« Écoterrorisme » : terroriser les mouvements écologistes

ECOLOGIE

  • p. 32-33 du numéro 103 de la revue de l’Ecole Emancipée, par Julien Rivoire –

La tentative de dissolution des Soulèvements de la Terre (SDT) par Darmanin fait partie d’une stratégie internationale qui consiste à qualifier de terroristes les actions des militant.es écologistes pour les discréditer et laisser la voie libre à l’agrobusiness.

Le 5 juin 2023, la police antiterroriste intervient à l’aube dans huit communes dispersées sur le territoire national. Que peut bien justifier la mobilisation de dizaines de fonctionnaires de police au petit matin ? Rien moins que l’arrestation de 15 activistes écologistes ayant participé à une action contre la cimenterie de la Malle à Bouc-Bel-Air (Bouches-du-Rhône). Cette mobilisation des pouvoirs publics fait suite à la plainte du cimentier Lafarge, condamné aux États-Unis pour financement de terrorisme, et toujours sous instruction en France pour « financement de terrorisme » et « complicité de crimes contre l’humanité » (Lafarge a en effet versé près de 10 millions d’euros à l’État islamique). Et c’est ainsi que 15 activistes accusé·es d’avoir détruit un dispositif de vidéosurveillance et sectionné un tuyau d’alimentation sont arraché·es de leur lit et poursuivi·es par la justice. Loin d’être un événement isolé, cet acharnement à l’encontre des mouvements écologistes s’accentue ces derniers mois en France. En ce mois de septembre 2023, des activistes d’Attac et de Extinction Rébellion (XR) ont été jugé·es à Bobigny pour avoir bloqué l’aéroport du Bourget d’où décollent les jets privés. Huit militant·es ont été assigné·es au tribunal pour avoir organisé la manifestation contre les mégabassines à Sainte-Soline. Une commission parlementaire s’intéresse actuellement à des associations et syndicats « sur la structuration, le financement, les moyens et les modalités d’action des groupuscules auteurs de violences à l’occasion des manifestations et rassemblements intervenus entre le 16 mars et le 3 mai 2023 ainsi que sur le déroulement de ces manifestations et rassemblements ». Enfin, au plus haut niveau, c’est le gouvernement qui cherche à dissoudre le mouvement des Soulèvements de la Terre.

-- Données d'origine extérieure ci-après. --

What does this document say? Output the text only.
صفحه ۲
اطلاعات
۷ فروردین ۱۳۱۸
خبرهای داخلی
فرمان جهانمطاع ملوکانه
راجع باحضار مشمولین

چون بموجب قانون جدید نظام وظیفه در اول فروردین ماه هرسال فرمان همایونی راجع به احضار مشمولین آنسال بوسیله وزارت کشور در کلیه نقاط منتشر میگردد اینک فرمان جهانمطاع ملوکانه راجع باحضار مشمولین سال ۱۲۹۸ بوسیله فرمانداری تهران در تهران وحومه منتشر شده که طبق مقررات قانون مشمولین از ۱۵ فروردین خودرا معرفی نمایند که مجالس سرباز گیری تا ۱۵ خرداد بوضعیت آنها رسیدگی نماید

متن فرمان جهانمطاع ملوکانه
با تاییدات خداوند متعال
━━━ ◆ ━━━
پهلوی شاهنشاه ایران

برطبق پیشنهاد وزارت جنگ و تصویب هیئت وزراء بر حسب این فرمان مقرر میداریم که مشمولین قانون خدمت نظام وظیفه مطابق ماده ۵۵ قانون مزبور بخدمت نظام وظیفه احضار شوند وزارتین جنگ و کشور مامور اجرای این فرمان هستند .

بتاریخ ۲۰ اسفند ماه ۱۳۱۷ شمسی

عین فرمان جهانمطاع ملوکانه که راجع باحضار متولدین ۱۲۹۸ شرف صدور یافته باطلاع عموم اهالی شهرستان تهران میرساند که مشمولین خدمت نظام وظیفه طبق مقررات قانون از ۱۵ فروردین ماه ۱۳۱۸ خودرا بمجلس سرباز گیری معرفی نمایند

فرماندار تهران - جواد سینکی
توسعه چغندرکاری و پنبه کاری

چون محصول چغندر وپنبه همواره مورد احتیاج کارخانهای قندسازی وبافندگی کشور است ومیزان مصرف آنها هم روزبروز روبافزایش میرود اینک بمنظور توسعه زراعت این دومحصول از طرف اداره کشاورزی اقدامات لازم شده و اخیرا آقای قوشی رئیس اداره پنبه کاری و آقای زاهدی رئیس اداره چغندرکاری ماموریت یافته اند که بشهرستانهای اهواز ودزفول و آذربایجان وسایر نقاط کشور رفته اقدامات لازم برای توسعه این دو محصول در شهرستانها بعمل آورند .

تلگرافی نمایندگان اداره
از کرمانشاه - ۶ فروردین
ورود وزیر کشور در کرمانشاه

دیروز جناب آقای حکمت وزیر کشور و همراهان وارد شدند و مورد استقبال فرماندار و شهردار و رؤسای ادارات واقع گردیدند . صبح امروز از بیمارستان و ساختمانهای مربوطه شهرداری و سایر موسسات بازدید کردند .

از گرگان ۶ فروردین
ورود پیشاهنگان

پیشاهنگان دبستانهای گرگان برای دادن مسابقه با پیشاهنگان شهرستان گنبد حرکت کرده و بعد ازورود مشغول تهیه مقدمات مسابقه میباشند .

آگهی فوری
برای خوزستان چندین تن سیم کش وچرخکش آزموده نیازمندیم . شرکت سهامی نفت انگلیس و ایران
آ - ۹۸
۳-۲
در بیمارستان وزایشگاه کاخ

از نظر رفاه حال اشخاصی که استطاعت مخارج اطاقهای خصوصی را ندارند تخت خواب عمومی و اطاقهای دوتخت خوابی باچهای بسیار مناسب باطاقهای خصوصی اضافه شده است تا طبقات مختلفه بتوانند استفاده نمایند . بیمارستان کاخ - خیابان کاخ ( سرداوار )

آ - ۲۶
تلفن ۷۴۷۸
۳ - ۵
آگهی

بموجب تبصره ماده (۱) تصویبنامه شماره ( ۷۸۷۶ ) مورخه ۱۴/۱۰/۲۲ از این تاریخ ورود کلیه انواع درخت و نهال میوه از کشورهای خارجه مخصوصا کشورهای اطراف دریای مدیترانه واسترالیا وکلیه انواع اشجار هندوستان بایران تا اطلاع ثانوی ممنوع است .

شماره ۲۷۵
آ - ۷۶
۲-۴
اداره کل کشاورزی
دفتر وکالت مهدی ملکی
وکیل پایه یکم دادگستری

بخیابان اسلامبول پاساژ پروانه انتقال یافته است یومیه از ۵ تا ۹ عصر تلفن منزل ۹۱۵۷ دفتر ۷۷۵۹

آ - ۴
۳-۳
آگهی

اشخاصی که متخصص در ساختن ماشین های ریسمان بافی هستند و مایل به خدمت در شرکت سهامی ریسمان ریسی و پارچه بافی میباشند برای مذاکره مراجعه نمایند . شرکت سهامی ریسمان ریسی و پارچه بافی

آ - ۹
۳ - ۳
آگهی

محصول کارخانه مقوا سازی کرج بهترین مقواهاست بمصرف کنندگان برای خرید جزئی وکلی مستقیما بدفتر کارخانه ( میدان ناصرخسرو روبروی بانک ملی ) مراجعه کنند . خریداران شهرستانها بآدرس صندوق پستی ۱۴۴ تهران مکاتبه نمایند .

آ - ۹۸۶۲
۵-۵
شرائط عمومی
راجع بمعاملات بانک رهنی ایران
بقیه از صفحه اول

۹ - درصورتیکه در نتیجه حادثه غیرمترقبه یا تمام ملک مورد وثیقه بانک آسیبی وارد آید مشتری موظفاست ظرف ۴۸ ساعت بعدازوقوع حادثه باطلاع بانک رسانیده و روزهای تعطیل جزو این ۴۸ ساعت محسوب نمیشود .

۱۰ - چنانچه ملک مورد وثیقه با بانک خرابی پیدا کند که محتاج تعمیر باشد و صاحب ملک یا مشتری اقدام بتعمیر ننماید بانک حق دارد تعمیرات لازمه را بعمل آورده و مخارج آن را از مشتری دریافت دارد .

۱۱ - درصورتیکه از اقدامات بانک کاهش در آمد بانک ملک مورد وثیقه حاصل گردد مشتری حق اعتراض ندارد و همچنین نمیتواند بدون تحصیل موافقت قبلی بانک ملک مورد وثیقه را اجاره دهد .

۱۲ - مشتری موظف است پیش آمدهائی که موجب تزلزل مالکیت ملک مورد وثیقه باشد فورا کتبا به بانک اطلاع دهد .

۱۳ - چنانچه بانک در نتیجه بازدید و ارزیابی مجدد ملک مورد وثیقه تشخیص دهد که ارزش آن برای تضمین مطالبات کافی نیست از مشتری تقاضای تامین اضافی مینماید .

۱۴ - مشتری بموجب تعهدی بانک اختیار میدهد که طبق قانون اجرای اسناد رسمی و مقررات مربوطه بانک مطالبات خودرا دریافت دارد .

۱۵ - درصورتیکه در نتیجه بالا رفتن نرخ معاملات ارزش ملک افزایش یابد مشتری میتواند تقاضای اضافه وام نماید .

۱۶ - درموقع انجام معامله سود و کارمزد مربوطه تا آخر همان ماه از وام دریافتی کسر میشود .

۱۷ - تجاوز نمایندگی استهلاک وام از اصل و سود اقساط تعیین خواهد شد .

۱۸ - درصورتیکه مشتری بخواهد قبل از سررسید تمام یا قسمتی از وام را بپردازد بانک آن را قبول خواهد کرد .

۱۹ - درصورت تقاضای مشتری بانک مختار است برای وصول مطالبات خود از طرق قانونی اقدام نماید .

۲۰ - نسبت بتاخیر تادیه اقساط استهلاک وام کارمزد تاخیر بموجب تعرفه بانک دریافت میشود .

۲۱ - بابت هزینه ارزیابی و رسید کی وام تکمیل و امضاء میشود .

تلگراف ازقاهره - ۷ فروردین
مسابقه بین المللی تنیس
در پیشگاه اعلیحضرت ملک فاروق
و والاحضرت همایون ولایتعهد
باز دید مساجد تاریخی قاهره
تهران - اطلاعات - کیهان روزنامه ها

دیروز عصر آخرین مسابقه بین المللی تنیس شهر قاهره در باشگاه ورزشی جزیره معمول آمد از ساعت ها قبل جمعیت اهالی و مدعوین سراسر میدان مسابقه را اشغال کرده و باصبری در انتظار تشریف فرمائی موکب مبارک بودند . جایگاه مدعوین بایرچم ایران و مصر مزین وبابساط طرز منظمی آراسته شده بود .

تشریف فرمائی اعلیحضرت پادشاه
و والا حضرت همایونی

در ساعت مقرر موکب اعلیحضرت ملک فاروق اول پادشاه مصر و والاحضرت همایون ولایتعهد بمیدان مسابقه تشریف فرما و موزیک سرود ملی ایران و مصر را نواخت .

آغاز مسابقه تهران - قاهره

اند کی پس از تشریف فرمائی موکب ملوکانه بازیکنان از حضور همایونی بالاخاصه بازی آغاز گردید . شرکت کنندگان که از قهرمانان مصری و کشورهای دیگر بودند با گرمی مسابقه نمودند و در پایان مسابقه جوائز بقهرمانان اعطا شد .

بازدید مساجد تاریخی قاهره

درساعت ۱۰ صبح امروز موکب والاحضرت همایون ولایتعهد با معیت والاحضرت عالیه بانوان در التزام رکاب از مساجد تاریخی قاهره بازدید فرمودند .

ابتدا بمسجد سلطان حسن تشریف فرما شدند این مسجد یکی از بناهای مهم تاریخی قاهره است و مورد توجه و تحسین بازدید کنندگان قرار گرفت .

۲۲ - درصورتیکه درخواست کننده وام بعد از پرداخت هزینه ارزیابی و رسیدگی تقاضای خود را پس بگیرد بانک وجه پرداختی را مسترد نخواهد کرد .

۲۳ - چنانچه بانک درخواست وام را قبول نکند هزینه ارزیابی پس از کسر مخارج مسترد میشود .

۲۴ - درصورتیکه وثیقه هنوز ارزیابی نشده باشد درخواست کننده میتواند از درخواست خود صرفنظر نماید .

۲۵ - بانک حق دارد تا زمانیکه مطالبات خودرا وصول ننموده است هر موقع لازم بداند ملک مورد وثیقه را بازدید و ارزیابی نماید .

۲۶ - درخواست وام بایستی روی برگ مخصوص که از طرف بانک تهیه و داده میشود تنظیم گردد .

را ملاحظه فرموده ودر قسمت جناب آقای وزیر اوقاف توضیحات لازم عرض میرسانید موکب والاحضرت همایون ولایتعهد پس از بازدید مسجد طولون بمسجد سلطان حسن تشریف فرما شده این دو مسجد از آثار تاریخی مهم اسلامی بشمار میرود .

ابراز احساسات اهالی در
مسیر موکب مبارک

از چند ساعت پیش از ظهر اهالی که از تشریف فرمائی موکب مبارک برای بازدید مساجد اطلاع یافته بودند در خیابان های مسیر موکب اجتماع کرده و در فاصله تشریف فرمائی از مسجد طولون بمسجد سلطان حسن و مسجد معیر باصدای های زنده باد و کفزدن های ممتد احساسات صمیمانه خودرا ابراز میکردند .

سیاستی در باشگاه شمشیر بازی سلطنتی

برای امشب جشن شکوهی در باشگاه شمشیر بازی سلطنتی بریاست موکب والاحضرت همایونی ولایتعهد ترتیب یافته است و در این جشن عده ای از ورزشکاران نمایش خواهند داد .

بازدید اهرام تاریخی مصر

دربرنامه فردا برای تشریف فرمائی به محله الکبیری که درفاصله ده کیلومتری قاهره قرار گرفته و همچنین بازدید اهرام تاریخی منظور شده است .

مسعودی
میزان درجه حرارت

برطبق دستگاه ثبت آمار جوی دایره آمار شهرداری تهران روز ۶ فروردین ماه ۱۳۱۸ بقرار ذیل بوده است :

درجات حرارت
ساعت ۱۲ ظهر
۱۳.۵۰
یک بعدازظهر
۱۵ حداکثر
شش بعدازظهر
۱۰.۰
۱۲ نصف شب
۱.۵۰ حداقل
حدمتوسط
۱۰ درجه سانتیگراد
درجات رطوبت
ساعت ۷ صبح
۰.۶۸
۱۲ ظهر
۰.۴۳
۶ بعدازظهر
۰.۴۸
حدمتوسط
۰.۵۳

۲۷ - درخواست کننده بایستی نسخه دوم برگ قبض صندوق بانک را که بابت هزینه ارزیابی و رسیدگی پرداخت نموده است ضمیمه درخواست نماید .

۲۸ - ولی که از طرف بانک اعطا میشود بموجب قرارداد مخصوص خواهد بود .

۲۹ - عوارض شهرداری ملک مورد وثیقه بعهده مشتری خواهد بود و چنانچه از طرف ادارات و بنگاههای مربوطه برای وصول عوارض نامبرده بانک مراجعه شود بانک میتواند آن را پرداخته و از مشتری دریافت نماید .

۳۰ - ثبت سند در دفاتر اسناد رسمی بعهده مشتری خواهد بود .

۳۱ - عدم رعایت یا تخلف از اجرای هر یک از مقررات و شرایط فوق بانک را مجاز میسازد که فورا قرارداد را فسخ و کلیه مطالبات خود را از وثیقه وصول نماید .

Aucun fait isolé, mais bien une stratégie d’ensemble dont l’objectif est de construire un climat de peur et de menaces pour les activistes, et de stigmatisation de ces mouvements pour le grand public. La répression judiciaire s’apparente à une stratégie bâillon. Dans une étude « Désobéissance environnementale et répression de l’activisme »(1), des étudiant·es de l’École de droit de Sciences Po ont étudié le sort réservé à cette désobéissance par les tribunaux. Selon elles et eux, « les poursuites sont de plus en plus fréquentes pour des faits mineurs », comme des tags ou de l’affichage, de même que « les gardes à vue pour manifestation ». Les sanctions, y compris financières, seraient de plus en plus élevées. « Plonger une personne dans un processus judiciaire assez long est une charge psychologique individuelle forte, de nature à décourager l’engagement », résume Aurélien Bouayad, enseignant-chercheur, qui a coordonné l’étude.

Une criminalisation internationale

Cette stratégie n’est pas propre aux macronistes. En effet, si Darmanin se permet de parler d’écoterroristes pour qualifier les manifestant·es écologistes, il n’invente rien mais reprend une terminologie étasunienne. Dès 2013 dans Green is the New Red, le journaliste étasunien Will Potter montre comment l’utilisation du qualificatif « terroriste » à l’encontre de militant·es écologistes a permis de mobiliser les dispositifs législatifs mis en place après le 11 septembre 2001 et a abouti à de lourdes condamnations. Selon lui, la stratégie relève de « trois domaines : juridique, législatif et (…) extra-juridique, ou de diffusion de la peur. Les tribunaux sont utilisés pour élargir la notion de “terrorisme” et condamner des activistes à des amendes ou des peines de prison disproportionnées. Le mot terroriste est utilisé très tôt, pour orienter l’opinion publique contre les accusés, avant même qu’ils n’aient posé les pieds au tribunal. En parallèle, certaines entreprises et des politiques font du lobbying pour que les nouvelles lois aillent encore plus loin. Le dernier élément – la diffusion de la peur – est peut-être le plus dangereux. Les stratégies actuelles – campagnes de presse, publicités, langage diabolisant ces activistes… – exploitent la peur et promeuvent une incarcération toujours plus fréquente de ces militants(2) »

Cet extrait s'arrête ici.